Millions of Antenna TVs to Go Dark After Switchover

Oct 22, 2008  •  Post A Comment

About 15% of U.S. television viewers still receive over-the-air analog broadcasts through their antennas four months before the switchover to all-digital broadcasts in February, and about a fifth of those will let those TVs go dark, ABI Research said in a report today.
Almost three-quarters of the remaining over-the-air viewers will acquire and use set-top boxes that convert digital signals to analog, while 10% will become cable or satellite subscribers, ABI said in a statement Tuesday.
The Feb. 17 switchover has helped trigger a jump in sales of flat-panel televisions, almost all of which are HDTVs. Annual global TV shipments will rise 4% to 208 million units this year as liquid-crystal display TVs overtake cathode-ray tube sets as the world’s most popular type of television set, DisplaySearch said last month.
“Terrestrial viewers tend to be more likely to use alternative video entertainment forms such as DVD rentals and broadband video, and the transition may push them further in that direction,” Steve Wilson, principal analyst at ABI Research, said in the report.
Last week, Nielsen Co. estimated that 9 million households would stop receiving any type of broadcasting if the digital switchover were to occur today, while an additional 12.6 million households would lose service of at least one television set.

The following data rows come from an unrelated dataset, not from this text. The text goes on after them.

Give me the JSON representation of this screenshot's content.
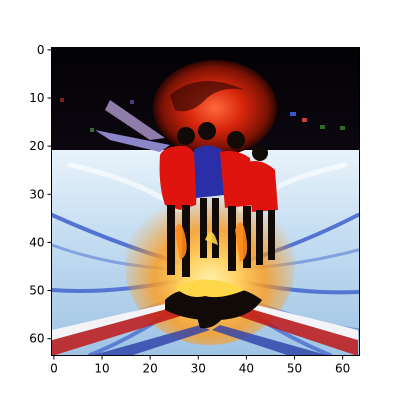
{
  "chart_data": {
    "type": "image",
    "image_size": [
      64,
      64
    ],
    "extent": [
      -0.5,
      63.5,
      63.5,
      -0.5
    ],
    "xlim": [
      -0.5,
      63.5
    ],
    "ylim": [
      63.5,
      -0.5
    ],
    "x_ticks": [
      0,
      10,
      20,
      30,
      40,
      50,
      60
    ],
    "y_ticks": [
      0,
      10,
      20,
      30,
      40,
      50,
      60
    ],
    "x_tick_labels": [
      "0",
      "10",
      "20",
      "30",
      "40",
      "50",
      "60"
    ],
    "y_tick_labels": [
      "0",
      "10",
      "20",
      "30",
      "40",
      "50",
      "60"
    ],
    "title": "",
    "xlabel": "",
    "ylabel": "",
    "grid": false,
    "colors": {
      "sky": "#050308",
      "sun_outer": "#7a1204",
      "sun_inner": "#d8260c",
      "sun_core": "#ff5a2a",
      "ice": "#cfe6f6",
      "ice_dark": "#8db9dc",
      "streak_blue": "#2c4fc8",
      "glow_yellow": "#ffe07a",
      "glow_orange": "#ff9a1a",
      "figure_red": "#e0140e",
      "figure_blue": "#2a2fa8",
      "shadow": "#120a06",
      "stripe_red": "#c01818",
      "stripe_white": "#f4f4f8"
    }
  }
}
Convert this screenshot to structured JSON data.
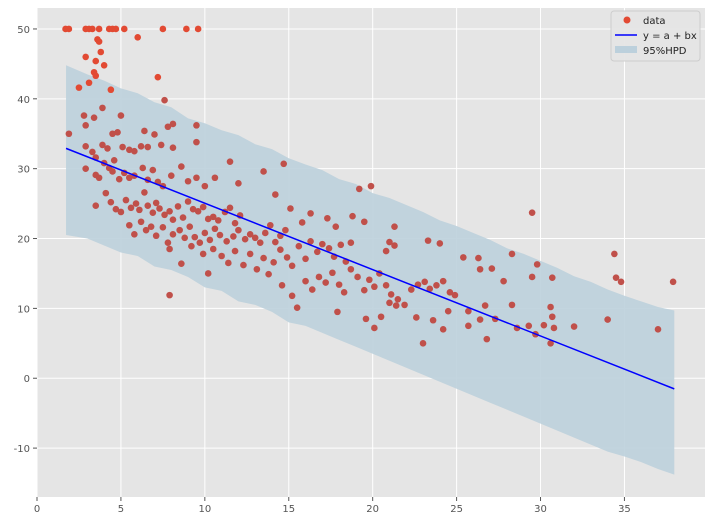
{
  "chart_data": {
    "type": "scatter",
    "title": "",
    "xlabel": "",
    "ylabel": "",
    "xlim": [
      0,
      39.8
    ],
    "ylim": [
      -17,
      53
    ],
    "xticks": [
      0,
      5,
      10,
      15,
      20,
      25,
      30,
      35
    ],
    "yticks": [
      -10,
      0,
      10,
      20,
      30,
      40,
      50
    ],
    "grid": true,
    "legend_position": "top-right",
    "legend": [
      "data",
      "y = a + bx",
      "95%HPD"
    ],
    "colors": {
      "data": "#e24a33",
      "data_dark": "#c0504a",
      "line": "#0000ff",
      "band": "#bcd0dc",
      "background": "#e5e5e5"
    },
    "line": {
      "intercept": 34.55,
      "slope": -0.95,
      "x_range": [
        1.73,
        37.97
      ]
    },
    "band": [
      [
        1.73,
        20.5,
        44.8
      ],
      [
        3,
        20,
        43.5
      ],
      [
        4,
        19,
        42.6
      ],
      [
        5,
        18,
        41.5
      ],
      [
        6,
        17.5,
        40.8
      ],
      [
        7,
        16,
        39.5
      ],
      [
        8,
        15.5,
        38.8
      ],
      [
        9,
        14.5,
        37.2
      ],
      [
        10,
        13,
        36.5
      ],
      [
        11,
        12.5,
        35.5
      ],
      [
        12,
        11,
        34.8
      ],
      [
        13,
        10.5,
        33.5
      ],
      [
        14,
        9.5,
        32.8
      ],
      [
        15,
        8,
        31.5
      ],
      [
        16,
        7.5,
        30.6
      ],
      [
        17,
        6.5,
        29.8
      ],
      [
        18,
        5.5,
        28.5
      ],
      [
        19,
        4.5,
        27.8
      ],
      [
        20,
        3.5,
        26.5
      ],
      [
        21,
        2.5,
        25.8
      ],
      [
        22,
        1.5,
        24.8
      ],
      [
        23,
        0.5,
        23.8
      ],
      [
        24,
        -0.5,
        22.6
      ],
      [
        25,
        -1.5,
        21.8
      ],
      [
        26,
        -2.5,
        20.8
      ],
      [
        27,
        -3.5,
        19.8
      ],
      [
        28,
        -4.5,
        18.6
      ],
      [
        29,
        -5.5,
        17.8
      ],
      [
        30,
        -6.5,
        16.8
      ],
      [
        31,
        -7.5,
        15.8
      ],
      [
        32,
        -8.5,
        14.6
      ],
      [
        33,
        -9.5,
        13.8
      ],
      [
        34,
        -10.5,
        12.7
      ],
      [
        35,
        -11.2,
        11.8
      ],
      [
        36,
        -12,
        11
      ],
      [
        37,
        -13,
        10.2
      ],
      [
        37.97,
        -13.8,
        9.7
      ]
    ],
    "points": [
      [
        1.7,
        50
      ],
      [
        1.9,
        50
      ],
      [
        2.9,
        50
      ],
      [
        3.1,
        50
      ],
      [
        3.3,
        50
      ],
      [
        3.7,
        50
      ],
      [
        4.3,
        50
      ],
      [
        4.5,
        50
      ],
      [
        4.7,
        50
      ],
      [
        5.2,
        50
      ],
      [
        7.5,
        50
      ],
      [
        8.9,
        50
      ],
      [
        9.6,
        50
      ],
      [
        2.9,
        46
      ],
      [
        3.5,
        45.4
      ],
      [
        3.8,
        46.7
      ],
      [
        3.6,
        48.5
      ],
      [
        3.7,
        48.2
      ],
      [
        4,
        44.8
      ],
      [
        3.4,
        43.8
      ],
      [
        3.5,
        43.3
      ],
      [
        3.1,
        42.3
      ],
      [
        2.5,
        41.6
      ],
      [
        6,
        48.8
      ],
      [
        7.2,
        43.1
      ],
      [
        7.6,
        39.8
      ],
      [
        1.9,
        35
      ],
      [
        2.8,
        37.6
      ],
      [
        3.4,
        37.3
      ],
      [
        4.8,
        35.2
      ],
      [
        4.5,
        35
      ],
      [
        9.5,
        36.2
      ],
      [
        8.1,
        36.4
      ],
      [
        6.4,
        35.4
      ],
      [
        7.8,
        36
      ],
      [
        4.4,
        41.3
      ],
      [
        5,
        37.6
      ],
      [
        3.9,
        38.7
      ],
      [
        2.9,
        36.2
      ],
      [
        2.9,
        33.2
      ],
      [
        3.3,
        32.4
      ],
      [
        3.5,
        31.6
      ],
      [
        3.9,
        33.4
      ],
      [
        4.2,
        32.9
      ],
      [
        4.6,
        31.2
      ],
      [
        5.1,
        33.1
      ],
      [
        5.5,
        32.7
      ],
      [
        5.8,
        32.5
      ],
      [
        6.2,
        33.2
      ],
      [
        6.6,
        33.1
      ],
      [
        7,
        34.9
      ],
      [
        7.4,
        33.4
      ],
      [
        8.1,
        33
      ],
      [
        9.5,
        33.8
      ],
      [
        2.9,
        30
      ],
      [
        3.5,
        29.1
      ],
      [
        3.7,
        28.7
      ],
      [
        4,
        30.8
      ],
      [
        4.3,
        30.1
      ],
      [
        4.5,
        29.6
      ],
      [
        4.9,
        28.5
      ],
      [
        5.2,
        29.4
      ],
      [
        5.5,
        28.7
      ],
      [
        5.8,
        29
      ],
      [
        6.3,
        30.1
      ],
      [
        6.6,
        28.4
      ],
      [
        6.9,
        29.8
      ],
      [
        7.2,
        28.1
      ],
      [
        7.5,
        27.5
      ],
      [
        8,
        29
      ],
      [
        8.6,
        30.3
      ],
      [
        9,
        28.2
      ],
      [
        9.5,
        28.7
      ],
      [
        10,
        27.5
      ],
      [
        3.5,
        24.7
      ],
      [
        4.1,
        26.5
      ],
      [
        4.4,
        25.2
      ],
      [
        4.7,
        24.2
      ],
      [
        5,
        23.8
      ],
      [
        5.3,
        25.5
      ],
      [
        5.6,
        24.4
      ],
      [
        5.9,
        25
      ],
      [
        6.1,
        24.1
      ],
      [
        6.4,
        26.6
      ],
      [
        6.6,
        24.7
      ],
      [
        6.9,
        23.7
      ],
      [
        7.1,
        25.1
      ],
      [
        7.3,
        24.3
      ],
      [
        7.6,
        23.4
      ],
      [
        7.9,
        23.9
      ],
      [
        8.1,
        22.7
      ],
      [
        8.4,
        24.6
      ],
      [
        8.7,
        23
      ],
      [
        9,
        25.3
      ],
      [
        9.3,
        24.2
      ],
      [
        9.6,
        23.9
      ],
      [
        9.9,
        24.5
      ],
      [
        10.2,
        22.8
      ],
      [
        10.5,
        23.1
      ],
      [
        10.8,
        22.6
      ],
      [
        11.2,
        23.8
      ],
      [
        11.5,
        24.4
      ],
      [
        11.8,
        22.2
      ],
      [
        12.1,
        23.3
      ],
      [
        5.5,
        21.9
      ],
      [
        5.8,
        20.6
      ],
      [
        6.2,
        22.4
      ],
      [
        6.5,
        21.2
      ],
      [
        6.8,
        21.7
      ],
      [
        7.1,
        20.4
      ],
      [
        7.5,
        21.6
      ],
      [
        7.8,
        19.4
      ],
      [
        8.1,
        20.6
      ],
      [
        8.5,
        21.2
      ],
      [
        8.8,
        20.1
      ],
      [
        9.1,
        21.7
      ],
      [
        9.4,
        20.2
      ],
      [
        9.7,
        19.4
      ],
      [
        10,
        20.8
      ],
      [
        10.3,
        19.8
      ],
      [
        10.6,
        21.4
      ],
      [
        10.9,
        20.5
      ],
      [
        11.3,
        19.6
      ],
      [
        11.7,
        20.3
      ],
      [
        12,
        21.2
      ],
      [
        12.4,
        19.9
      ],
      [
        12.7,
        20.6
      ],
      [
        13,
        20.1
      ],
      [
        13.3,
        19.4
      ],
      [
        13.6,
        20.8
      ],
      [
        13.9,
        21.9
      ],
      [
        14.2,
        19.5
      ],
      [
        14.5,
        20.4
      ],
      [
        14.8,
        21.2
      ],
      [
        7.9,
        18.5
      ],
      [
        8.6,
        16.4
      ],
      [
        9.2,
        18.9
      ],
      [
        9.9,
        17.8
      ],
      [
        10.2,
        15
      ],
      [
        10.5,
        18.5
      ],
      [
        11,
        17.5
      ],
      [
        11.4,
        16.5
      ],
      [
        11.8,
        18.2
      ],
      [
        12.3,
        16.2
      ],
      [
        12.7,
        17.8
      ],
      [
        13.1,
        15.6
      ],
      [
        13.5,
        17.2
      ],
      [
        13.8,
        14.9
      ],
      [
        14.1,
        16.6
      ],
      [
        14.5,
        18.4
      ],
      [
        14.9,
        17.3
      ],
      [
        15.2,
        16.1
      ],
      [
        15.6,
        18.9
      ],
      [
        16,
        17.1
      ],
      [
        16.3,
        19.6
      ],
      [
        16.7,
        18.1
      ],
      [
        17,
        19.2
      ],
      [
        17.4,
        18.6
      ],
      [
        17.7,
        17.4
      ],
      [
        18.1,
        19.1
      ],
      [
        18.4,
        16.7
      ],
      [
        18.7,
        19.4
      ],
      [
        14.7,
        30.7
      ],
      [
        14.2,
        26.3
      ],
      [
        13.5,
        29.6
      ],
      [
        12,
        27.9
      ],
      [
        11.5,
        31
      ],
      [
        10.6,
        28.7
      ],
      [
        15.8,
        22.3
      ],
      [
        16.3,
        23.6
      ],
      [
        15.1,
        24.3
      ],
      [
        17.3,
        22.9
      ],
      [
        17.8,
        21.7
      ],
      [
        18.8,
        23.2
      ],
      [
        19.2,
        27.1
      ],
      [
        19.9,
        27.5
      ],
      [
        19.5,
        22.4
      ],
      [
        21.3,
        21.7
      ],
      [
        21,
        19.5
      ],
      [
        20.8,
        18.2
      ],
      [
        21.3,
        19
      ],
      [
        14.6,
        13.3
      ],
      [
        15.2,
        11.8
      ],
      [
        15.5,
        10.1
      ],
      [
        16,
        13.9
      ],
      [
        16.4,
        12.7
      ],
      [
        16.8,
        14.5
      ],
      [
        17.2,
        13.7
      ],
      [
        17.6,
        15.1
      ],
      [
        18,
        13.4
      ],
      [
        18.3,
        12.3
      ],
      [
        18.7,
        15.6
      ],
      [
        19.1,
        14.5
      ],
      [
        19.5,
        12.6
      ],
      [
        19.8,
        14.1
      ],
      [
        20.1,
        13.1
      ],
      [
        20.4,
        15
      ],
      [
        20.8,
        13.3
      ],
      [
        21.1,
        12
      ],
      [
        21.5,
        11.3
      ],
      [
        21.9,
        10.5
      ],
      [
        22.3,
        12.7
      ],
      [
        22.7,
        13.4
      ],
      [
        23.1,
        13.8
      ],
      [
        23.4,
        12.8
      ],
      [
        23.8,
        13.3
      ],
      [
        24.2,
        13.9
      ],
      [
        24.6,
        12.3
      ],
      [
        24.9,
        11.9
      ],
      [
        17.9,
        9.5
      ],
      [
        19.6,
        8.5
      ],
      [
        20.1,
        7.2
      ],
      [
        20.5,
        8.8
      ],
      [
        21,
        10.8
      ],
      [
        21.4,
        10.4
      ],
      [
        22.6,
        8.7
      ],
      [
        23,
        5
      ],
      [
        23.6,
        8.3
      ],
      [
        24.2,
        7
      ],
      [
        24.5,
        9.6
      ],
      [
        25.7,
        7.5
      ],
      [
        26.4,
        8.4
      ],
      [
        26.8,
        5.6
      ],
      [
        27.3,
        8.5
      ],
      [
        28.6,
        7.2
      ],
      [
        29.3,
        7.5
      ],
      [
        29.7,
        6.3
      ],
      [
        30.2,
        7.6
      ],
      [
        30.6,
        5
      ],
      [
        30.7,
        8.8
      ],
      [
        30.8,
        7.2
      ],
      [
        32,
        7.4
      ],
      [
        34,
        8.4
      ],
      [
        37,
        7
      ],
      [
        23.3,
        19.7
      ],
      [
        24,
        19.3
      ],
      [
        25.4,
        17.3
      ],
      [
        26.3,
        17.2
      ],
      [
        26.4,
        15.6
      ],
      [
        27.1,
        15.7
      ],
      [
        28.3,
        17.8
      ],
      [
        27.8,
        13.9
      ],
      [
        26.7,
        10.4
      ],
      [
        25.7,
        9.6
      ],
      [
        28.3,
        10.5
      ],
      [
        29.5,
        14.5
      ],
      [
        29.8,
        16.3
      ],
      [
        29.5,
        23.7
      ],
      [
        30.7,
        14.4
      ],
      [
        30.6,
        10.2
      ],
      [
        34.4,
        17.8
      ],
      [
        34.5,
        14.4
      ],
      [
        34.8,
        13.8
      ],
      [
        37.9,
        13.8
      ],
      [
        7.9,
        11.9
      ]
    ]
  }
}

  1. So, after the switch, fewer than 15 percent will receive digital signals over the air. What a waste of spectrum and electricity to reach so few people! Why doesn’t the government throw those few holdouts a FREE “lifeline” service, on cable or satellite, featuring only the channels lost from the spectrum. The cost of subsidization would surely be far less than the opportunity cost of selling off the spectrum to cell phone providers. Think about that, next time you have a dropped call, or can’t get a signal. Think of the wasted spectrum being used to reach a handful of people. Phones are mobile; TV is not. So, TV should not rely on over-the-air terrestrial signals, especially as all homes are reached by satellite or cable.

  2. By my calculations, that is still 45,000,000 people that get television OTA.

  3. A few things….
    1) where are they geting thier numbers for percentages???? As stated before, nobody I know who is on antenna was ever asked about readiness and reception.
    2) why is Neilson involved, when they coul have taken surveys from actual people, not set top boxes with “OK TO RECORD MY VIEWING THIS CHANNEL” buttons.
    3) Are they surveying cable and sat, for new figures? I’d like to hear an official’s account of DTV in either industry. Name should be included for verification and credibility. Note how this article mentions neither. NO names or positions are in this story, other than acompany name.
    4) How about how many stations will be ignored, after the switch?? Lima, Ohio is a prime example. Palm Springs, CA’s low power stations are as well.
    Both use Low power or “CA” class A stations for network and news coverage.